The Polish skipper had finished second in each of the first three legs of the around-the-world race, a feat he managed while overcoming a series of boat problems and even a head injury when he hit it on the autopilot.
In the third leg, he was looking at a third-place finish, but at the last second managed to slip by British skipper Chris Stanmore-Major, beating him by 40 seconds -- the closest finish in the history of the 30-year-old race.
"Chris was making the victory sign when I slipped by," Gutkowski remembered with a laugh last week.
So going into the fourth leg, Gutek -- as his friends call him -- was not only poised to become the first Polish skipper to race solo around the world, he had the points to challenge Charleston skipper Brad Van Liew for first place.
But then everything went wrong.
Shortly after setting sail for Charleston, the alternator on his yacht, Operon Racing, conked out, his bowsprit cracked and Gutkowski injured himself in a nasty fall on deck. He worked through these problems with the same determination his competitors had come to respect and fear. But then Operon Racing's forestay broke.
Without the forestay supporting the mast, Gutkowski had no choice but to turn around and find a port to make repairs, taking himself out of contention for the leg, and perhaps the race. He had been racing for days with one broken rib and another one that was cracked.

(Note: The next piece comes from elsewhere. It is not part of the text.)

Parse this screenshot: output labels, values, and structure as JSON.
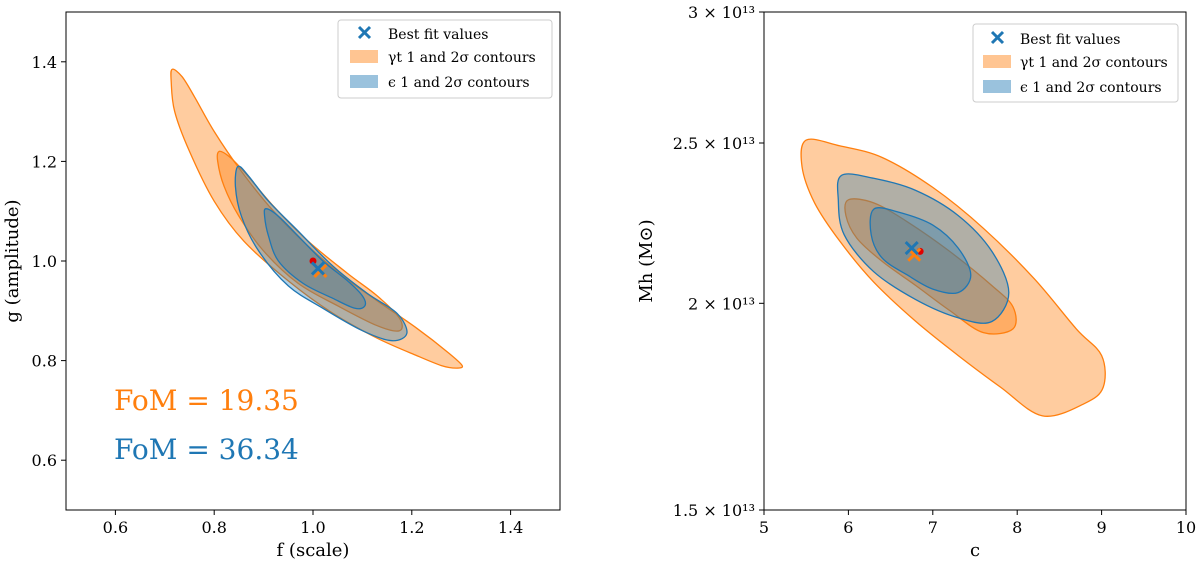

Gutkowski sailed into Fortaleza, Brazil, the same port where he had stopped 10 years earlier with boat problems and injuries during another race. Same city, same problems, different year.
Sitting at Seabreeze Marina after the 11-day layover in the middle of a grueling 38-day journey, Gutkowski managed to laugh about history repeating itself.

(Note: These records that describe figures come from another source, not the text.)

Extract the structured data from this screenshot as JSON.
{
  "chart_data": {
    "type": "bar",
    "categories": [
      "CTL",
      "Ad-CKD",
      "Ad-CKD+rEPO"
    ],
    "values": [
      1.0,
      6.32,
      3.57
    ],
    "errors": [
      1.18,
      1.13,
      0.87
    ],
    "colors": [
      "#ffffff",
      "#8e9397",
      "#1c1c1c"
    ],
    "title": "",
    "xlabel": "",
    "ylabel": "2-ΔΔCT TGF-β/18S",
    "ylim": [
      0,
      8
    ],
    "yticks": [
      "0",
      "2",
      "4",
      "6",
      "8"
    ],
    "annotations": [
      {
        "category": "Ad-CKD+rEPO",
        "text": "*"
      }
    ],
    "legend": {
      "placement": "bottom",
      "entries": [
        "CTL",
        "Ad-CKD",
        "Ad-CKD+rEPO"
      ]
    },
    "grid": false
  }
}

"Next time, I have to go around another way," he said.
Gutkowski has proven that nothing much is going to stop him. The 36-year-old native of Gdansk, Poland has been sailing since he was 10, a stint that included a long tenure on the Polish national sailing team, representing his country in dinghy races between 1987 and 1995. He was an Olympics sailor.
In 2000, he competed in The Race -- a non-stop around-the-world race for multihulls. Later, he attempted to break the record for monohull circumnavigation, but boat damage in the Indian Ocean put an end to the quest.

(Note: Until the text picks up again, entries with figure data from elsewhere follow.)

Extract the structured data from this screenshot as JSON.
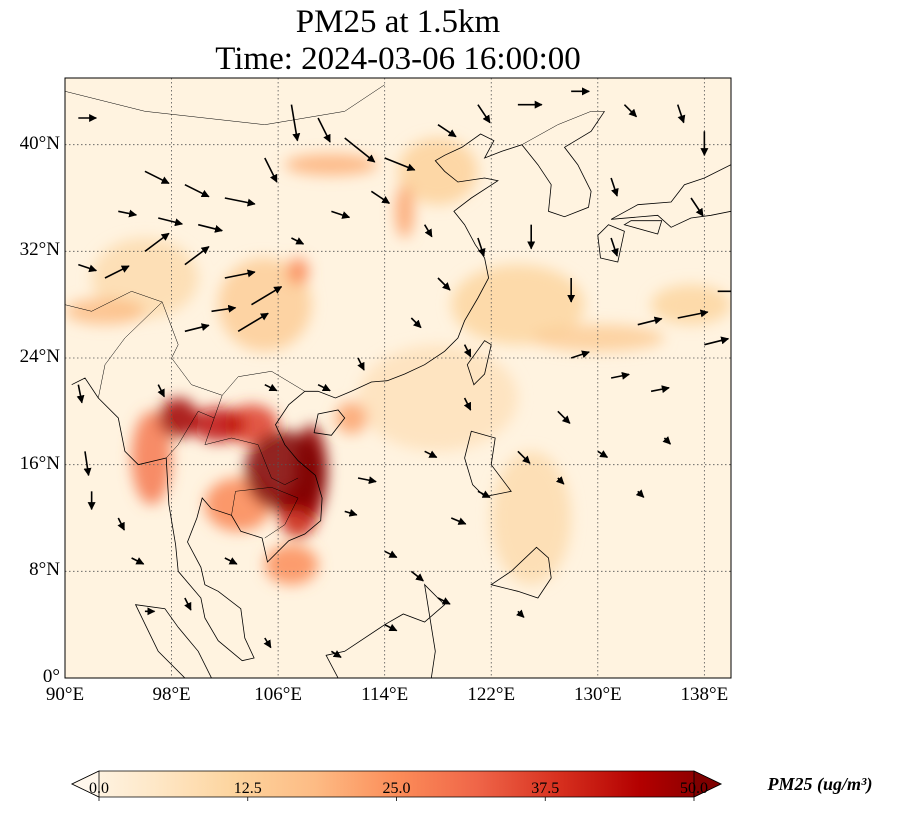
{
  "title": {
    "line1": "PM25 at 1.5km",
    "line2": "Time: 2024-03-06 16:00:00"
  },
  "map": {
    "extent": {
      "lon": [
        90,
        140
      ],
      "lat": [
        0,
        45
      ]
    },
    "lat_ticks": [
      {
        "value": 40,
        "label": "40°N"
      },
      {
        "value": 32,
        "label": "32°N"
      },
      {
        "value": 24,
        "label": "24°N"
      },
      {
        "value": 16,
        "label": "16°N"
      },
      {
        "value": 8,
        "label": "8°N"
      },
      {
        "value": 0,
        "label": "0°"
      }
    ],
    "lon_ticks": [
      {
        "value": 90,
        "label": "90°E"
      },
      {
        "value": 98,
        "label": "98°E"
      },
      {
        "value": 106,
        "label": "106°E"
      },
      {
        "value": 114,
        "label": "114°E"
      },
      {
        "value": 122,
        "label": "122°E"
      },
      {
        "value": 130,
        "label": "130°E"
      },
      {
        "value": 138,
        "label": "138°E"
      }
    ],
    "gridlines": "dotted",
    "colormap": "OrRd",
    "colors": {
      "low": "#fff7ec",
      "mid": "#fc8d59",
      "high": "#7f0000",
      "coast": "#000000",
      "arrow": "#000000"
    },
    "hotspots": [
      {
        "lon": 106.5,
        "lat": 15.5,
        "pm25": 50,
        "sx": 3.0,
        "sy": 3.0
      },
      {
        "lon": 108.5,
        "lat": 15.5,
        "pm25": 48,
        "sx": 1.2,
        "sy": 3.5
      },
      {
        "lon": 107.5,
        "lat": 12.5,
        "pm25": 40,
        "sx": 1.5,
        "sy": 2.0
      },
      {
        "lon": 98.5,
        "lat": 19.5,
        "pm25": 46,
        "sx": 1.5,
        "sy": 1.5
      },
      {
        "lon": 101.5,
        "lat": 19.0,
        "pm25": 42,
        "sx": 2.0,
        "sy": 1.3
      },
      {
        "lon": 104.0,
        "lat": 19.0,
        "pm25": 36,
        "sx": 2.0,
        "sy": 1.5
      },
      {
        "lon": 96.5,
        "lat": 16.5,
        "pm25": 28,
        "sx": 1.5,
        "sy": 3.5
      },
      {
        "lon": 103.0,
        "lat": 13.0,
        "pm25": 26,
        "sx": 2.5,
        "sy": 2.0
      },
      {
        "lon": 107.0,
        "lat": 8.5,
        "pm25": 25,
        "sx": 2.0,
        "sy": 1.5
      },
      {
        "lon": 111.5,
        "lat": 19.5,
        "pm25": 22,
        "sx": 1.2,
        "sy": 1.2
      },
      {
        "lon": 107.5,
        "lat": 30.5,
        "pm25": 26,
        "sx": 0.8,
        "sy": 1.0
      },
      {
        "lon": 110.0,
        "lat": 38.5,
        "pm25": 20,
        "sx": 3.5,
        "sy": 0.8
      },
      {
        "lon": 115.5,
        "lat": 35.0,
        "pm25": 22,
        "sx": 0.7,
        "sy": 2.0
      },
      {
        "lon": 93.0,
        "lat": 27.5,
        "pm25": 18,
        "sx": 3.0,
        "sy": 1.0
      },
      {
        "lon": 105.0,
        "lat": 28.0,
        "pm25": 14,
        "sx": 3.5,
        "sy": 3.5
      },
      {
        "lon": 118.0,
        "lat": 38.0,
        "pm25": 13,
        "sx": 3.0,
        "sy": 2.5
      },
      {
        "lon": 130.0,
        "lat": 25.5,
        "pm25": 14,
        "sx": 5.0,
        "sy": 1.0
      },
      {
        "lon": 124.0,
        "lat": 28.0,
        "pm25": 12,
        "sx": 5.0,
        "sy": 3.0
      },
      {
        "lon": 96.0,
        "lat": 30.0,
        "pm25": 10,
        "sx": 4.0,
        "sy": 3.0
      },
      {
        "lon": 125.0,
        "lat": 12.0,
        "pm25": 10,
        "sx": 3.0,
        "sy": 5.0
      },
      {
        "lon": 118.0,
        "lat": 21.0,
        "pm25": 8,
        "sx": 6.0,
        "sy": 4.0
      },
      {
        "lon": 137.0,
        "lat": 28.0,
        "pm25": 12,
        "sx": 3.0,
        "sy": 1.5
      }
    ],
    "wind_vectors": [
      [
        91,
        42,
        1.5,
        0
      ],
      [
        94,
        35,
        1.5,
        -0.3
      ],
      [
        97,
        34.5,
        2,
        -0.5
      ],
      [
        100,
        34,
        2,
        -0.5
      ],
      [
        96,
        38,
        2,
        -1
      ],
      [
        99,
        37,
        2,
        -1
      ],
      [
        102,
        36,
        2.5,
        -0.5
      ],
      [
        105,
        39,
        1,
        -2
      ],
      [
        107,
        43,
        0.5,
        -3
      ],
      [
        109,
        42,
        1,
        -2
      ],
      [
        111,
        40.5,
        2.5,
        -2
      ],
      [
        114,
        39,
        2.5,
        -1
      ],
      [
        118,
        41.5,
        1.5,
        -1
      ],
      [
        121,
        43,
        1,
        -1.5
      ],
      [
        124,
        43,
        2,
        0
      ],
      [
        128,
        44,
        1.5,
        0
      ],
      [
        132,
        43,
        1,
        -1
      ],
      [
        136,
        43,
        0.5,
        -1.5
      ],
      [
        138,
        41,
        0,
        -2
      ],
      [
        91,
        31,
        1.5,
        -0.5
      ],
      [
        93,
        30,
        2,
        1
      ],
      [
        96,
        32,
        2,
        1.5
      ],
      [
        99,
        31,
        2,
        1.5
      ],
      [
        102,
        30,
        2.5,
        0.5
      ],
      [
        101,
        27.5,
        2,
        0.3
      ],
      [
        103,
        26,
        2.5,
        1.5
      ],
      [
        104,
        28,
        2.5,
        1.5
      ],
      [
        99,
        26,
        2,
        0.5
      ],
      [
        110,
        35,
        1.5,
        -0.5
      ],
      [
        113,
        36.5,
        1.5,
        -1
      ],
      [
        118,
        30,
        1,
        -1
      ],
      [
        121,
        33,
        0.5,
        -1.5
      ],
      [
        125,
        34,
        0,
        -2
      ],
      [
        128,
        30,
        0,
        -2
      ],
      [
        131,
        33,
        0.5,
        -1.5
      ],
      [
        133,
        26.5,
        2,
        0.5
      ],
      [
        136,
        27,
        2.5,
        0.5
      ],
      [
        138,
        25,
        2,
        0.5
      ],
      [
        139,
        29,
        2.5,
        0
      ],
      [
        134,
        21.5,
        1.5,
        0.3
      ],
      [
        131,
        22.5,
        1.5,
        0.3
      ],
      [
        128,
        24,
        1.5,
        0.5
      ],
      [
        127,
        20,
        1,
        -1
      ],
      [
        124,
        17,
        1,
        -1
      ],
      [
        120,
        21,
        0.5,
        -1
      ],
      [
        121,
        14,
        1,
        -0.5
      ],
      [
        119,
        12,
        1.2,
        -0.5
      ],
      [
        116,
        8,
        1,
        -0.8
      ],
      [
        114,
        9.5,
        1,
        -0.5
      ],
      [
        111,
        12.5,
        1,
        -0.3
      ],
      [
        112,
        15,
        1.5,
        -0.3
      ],
      [
        117,
        17,
        1,
        -0.5
      ],
      [
        91.5,
        17,
        0.3,
        -2
      ],
      [
        92,
        14,
        0,
        -1.5
      ],
      [
        94,
        12,
        0.5,
        -1
      ],
      [
        95,
        9,
        1,
        -0.5
      ],
      [
        96,
        5,
        0.8,
        0
      ],
      [
        99,
        6,
        0.5,
        -1
      ],
      [
        102,
        9,
        1,
        -0.5
      ],
      [
        105,
        3,
        0.5,
        -0.8
      ],
      [
        110,
        2,
        0.8,
        -0.5
      ],
      [
        114,
        4,
        1,
        -0.5
      ],
      [
        118,
        6,
        1,
        -0.5
      ],
      [
        124,
        5,
        0.5,
        -0.5
      ],
      [
        112,
        24,
        0.5,
        -1
      ],
      [
        109,
        22,
        1,
        -0.5
      ],
      [
        105,
        22,
        1,
        -0.5
      ],
      [
        97,
        22,
        0.5,
        -1
      ],
      [
        91,
        22,
        0.3,
        -1.5
      ],
      [
        120,
        25,
        0.5,
        -1
      ],
      [
        116,
        27,
        0.8,
        -0.8
      ],
      [
        107,
        33,
        1,
        -0.5
      ],
      [
        117,
        34,
        0.6,
        -1
      ],
      [
        130,
        17,
        0.8,
        -0.5
      ],
      [
        135,
        18,
        0.5,
        -0.5
      ],
      [
        133,
        14,
        0.5,
        -0.5
      ],
      [
        127,
        15,
        0.5,
        -0.5
      ],
      [
        131,
        37.5,
        0.5,
        -1.5
      ],
      [
        137,
        36,
        1,
        -1.5
      ]
    ],
    "coastline": [
      [
        108.0,
        21.5
      ],
      [
        109.0,
        21.5
      ],
      [
        110.3,
        21.0
      ],
      [
        111.5,
        21.5
      ],
      [
        113.0,
        22.2
      ],
      [
        114.2,
        22.3
      ],
      [
        115.5,
        22.8
      ],
      [
        117.0,
        23.5
      ],
      [
        118.5,
        24.5
      ],
      [
        119.5,
        25.5
      ],
      [
        120.0,
        26.8
      ],
      [
        121.0,
        28.5
      ],
      [
        121.8,
        30.0
      ],
      [
        121.5,
        31.5
      ],
      [
        120.8,
        32.5
      ],
      [
        120.0,
        34.0
      ],
      [
        119.2,
        35.0
      ],
      [
        120.5,
        36.0
      ],
      [
        122.5,
        37.3
      ],
      [
        121.5,
        37.5
      ],
      [
        119.5,
        37.2
      ],
      [
        118.5,
        38.0
      ],
      [
        117.8,
        38.8
      ],
      [
        118.5,
        39.2
      ],
      [
        119.8,
        39.8
      ],
      [
        121.2,
        40.8
      ],
      [
        122.2,
        40.3
      ],
      [
        121.5,
        39.0
      ],
      [
        122.8,
        39.5
      ],
      [
        124.3,
        40.0
      ],
      [
        125.5,
        38.5
      ],
      [
        126.5,
        37.0
      ],
      [
        126.3,
        35.0
      ],
      [
        127.5,
        34.6
      ],
      [
        129.3,
        35.3
      ],
      [
        129.5,
        36.5
      ],
      [
        128.5,
        38.5
      ],
      [
        127.5,
        39.8
      ],
      [
        129.5,
        41.0
      ],
      [
        130.5,
        42.5
      ]
    ],
    "indochina_coast": [
      [
        108.0,
        21.5
      ],
      [
        106.8,
        20.5
      ],
      [
        105.8,
        19.0
      ],
      [
        106.5,
        17.5
      ],
      [
        107.5,
        16.3
      ],
      [
        108.8,
        15.2
      ],
      [
        109.3,
        13.5
      ],
      [
        109.2,
        11.8
      ],
      [
        108.0,
        10.8
      ],
      [
        106.8,
        10.3
      ],
      [
        105.2,
        8.7
      ],
      [
        104.8,
        10.5
      ],
      [
        103.2,
        11.0
      ],
      [
        102.5,
        12.2
      ],
      [
        101.0,
        12.7
      ],
      [
        100.3,
        13.5
      ],
      [
        99.9,
        12.0
      ],
      [
        99.2,
        10.2
      ],
      [
        100.2,
        8.3
      ],
      [
        100.5,
        7.0
      ],
      [
        101.5,
        6.5
      ],
      [
        103.2,
        5.2
      ],
      [
        103.5,
        3.0
      ],
      [
        104.2,
        1.5
      ],
      [
        103.3,
        1.3
      ],
      [
        101.5,
        2.8
      ],
      [
        100.5,
        4.5
      ],
      [
        100.2,
        6.0
      ],
      [
        98.5,
        8.0
      ],
      [
        98.3,
        10.0
      ],
      [
        97.8,
        13.0
      ],
      [
        97.6,
        16.5
      ],
      [
        95.5,
        16.0
      ],
      [
        94.5,
        17.0
      ],
      [
        94.0,
        19.5
      ],
      [
        92.5,
        21.0
      ],
      [
        91.5,
        22.5
      ],
      [
        90.5,
        22.0
      ]
    ],
    "islands": [
      [
        [
          120.7,
          22.0
        ],
        [
          121.5,
          22.8
        ],
        [
          122.0,
          25.0
        ],
        [
          121.5,
          25.3
        ],
        [
          120.2,
          23.5
        ],
        [
          120.7,
          22.0
        ]
      ],
      [
        [
          108.7,
          18.4
        ],
        [
          110.0,
          18.2
        ],
        [
          111.0,
          19.5
        ],
        [
          110.5,
          20.1
        ],
        [
          109.0,
          19.8
        ],
        [
          108.7,
          18.4
        ]
      ],
      [
        [
          120.5,
          18.5
        ],
        [
          122.3,
          18.0
        ],
        [
          122.0,
          16.0
        ],
        [
          123.5,
          14.0
        ],
        [
          121.5,
          13.6
        ],
        [
          120.6,
          14.5
        ],
        [
          120.0,
          16.5
        ],
        [
          120.5,
          18.5
        ]
      ],
      [
        [
          125.4,
          9.8
        ],
        [
          126.3,
          9.0
        ],
        [
          126.5,
          7.5
        ],
        [
          125.5,
          6.0
        ],
        [
          124.0,
          6.5
        ],
        [
          122.0,
          7.0
        ],
        [
          123.5,
          8.0
        ],
        [
          125.4,
          9.8
        ]
      ],
      [
        [
          117.0,
          7.0
        ],
        [
          118.5,
          5.5
        ],
        [
          117.0,
          4.2
        ],
        [
          115.4,
          4.8
        ],
        [
          114.0,
          4.0
        ],
        [
          111.0,
          2.0
        ],
        [
          109.6,
          1.7
        ],
        [
          110.5,
          0.0
        ],
        [
          117.5,
          0.0
        ],
        [
          117.8,
          2.0
        ],
        [
          117.0,
          7.0
        ]
      ],
      [
        [
          95.3,
          5.5
        ],
        [
          97.5,
          5.2
        ],
        [
          98.5,
          3.8
        ],
        [
          100.0,
          2.0
        ],
        [
          101.0,
          0.0
        ],
        [
          99.0,
          0.0
        ],
        [
          97.0,
          2.0
        ],
        [
          95.3,
          5.5
        ]
      ],
      [
        [
          130.2,
          31.5
        ],
        [
          131.5,
          31.2
        ],
        [
          132.0,
          33.5
        ],
        [
          130.8,
          34.0
        ],
        [
          130.0,
          33.2
        ],
        [
          130.2,
          31.5
        ]
      ],
      [
        [
          132.0,
          34.0
        ],
        [
          134.5,
          33.3
        ],
        [
          134.8,
          34.3
        ],
        [
          132.5,
          34.3
        ],
        [
          132.0,
          34.0
        ]
      ],
      [
        [
          131.0,
          34.4
        ],
        [
          133.0,
          35.5
        ],
        [
          135.5,
          35.7
        ],
        [
          136.5,
          37.0
        ],
        [
          138.0,
          37.5
        ],
        [
          140.0,
          38.5
        ],
        [
          140.0,
          35.0
        ],
        [
          138.5,
          34.7
        ],
        [
          137.0,
          34.5
        ],
        [
          135.5,
          33.8
        ],
        [
          134.5,
          34.7
        ],
        [
          131.0,
          34.4
        ]
      ]
    ],
    "borders": [
      [
        [
          97.3,
          28.2
        ],
        [
          98.5,
          25.0
        ],
        [
          98.0,
          24.0
        ],
        [
          99.5,
          22.0
        ],
        [
          101.8,
          21.2
        ],
        [
          103.0,
          22.6
        ],
        [
          105.5,
          23.0
        ],
        [
          108.0,
          21.5
        ]
      ],
      [
        [
          101.8,
          21.2
        ],
        [
          101.2,
          19.5
        ],
        [
          100.5,
          17.5
        ],
        [
          102.5,
          18.0
        ],
        [
          104.5,
          17.5
        ],
        [
          105.5,
          15.0
        ],
        [
          106.5,
          14.5
        ],
        [
          107.5,
          15.0
        ]
      ],
      [
        [
          97.6,
          16.5
        ],
        [
          98.5,
          17.5
        ],
        [
          100.0,
          20.0
        ],
        [
          101.2,
          19.5
        ]
      ],
      [
        [
          102.5,
          12.2
        ],
        [
          102.8,
          14.0
        ],
        [
          105.5,
          14.3
        ],
        [
          107.5,
          13.5
        ],
        [
          106.5,
          11.5
        ],
        [
          105.0,
          10.5
        ]
      ],
      [
        [
          90.0,
          28.0
        ],
        [
          92.0,
          27.5
        ],
        [
          95.0,
          29.0
        ],
        [
          97.3,
          28.2
        ]
      ],
      [
        [
          92.5,
          21.0
        ],
        [
          93.0,
          23.5
        ],
        [
          94.5,
          25.5
        ],
        [
          97.3,
          28.2
        ]
      ],
      [
        [
          90.0,
          44.0
        ],
        [
          96.0,
          42.5
        ],
        [
          105.0,
          41.5
        ],
        [
          111.0,
          42.5
        ],
        [
          114.0,
          44.5
        ]
      ],
      [
        [
          124.3,
          40.0
        ],
        [
          127.0,
          41.5
        ],
        [
          129.5,
          42.5
        ],
        [
          130.5,
          42.5
        ]
      ]
    ]
  },
  "colorbar": {
    "min": 0.0,
    "max": 50.0,
    "ticks": [
      "0.0",
      "12.5",
      "25.0",
      "37.5",
      "50.0"
    ],
    "label": "PM25 (ug/m³)",
    "extend": "both"
  }
}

He got into the Velux 5 Oceans race late and even though his boat has an impressive resume -- winning the 1992-93 Vendee Globe, a non-stop single-handed race around the world -- he had little time to prepare it. That has manifested itself in his various mechanical problems, which included a broken auto-pilot earlier in the race.
Race Director David Adams said Gutkowski's competitive spirit has put a tremendous strain on his boat and his body -- and it shows.
"Gutek has got where he is by sheer force of character," Adams said. "He wants to achieve what he wants to achieve."
Van Liew said as a result of that drive, he never once worried that Gutkowski would drop out of the race as a result of his pit stop in Brazil.
"He's not a quitter," Van Liew said. "He's a special guy, and he just pushes his boat and himself hard."
Gutkowski said even with only a week to prepare, he'll be ready to race again on Saturday. As for the setbacks, that's sailing.
"I'm really happy being in the race," he said. "The boat is really old, but the hull is strong. Everybody has boat problems. Without any breakages, we'd probably be doing excellent."
The fleet sets out for the finish line in La Rochelle, France on May 14. Gutkowski goes into the last leg of the race tied with Canadian skipper Derek Hatfield for second place. But he knows there is more at stake than podium position. If Van Liew doesn't finish the leg, Gutkowski has a chance to win.
Don't think a competitive guy like Gutek hasn't already thought of that.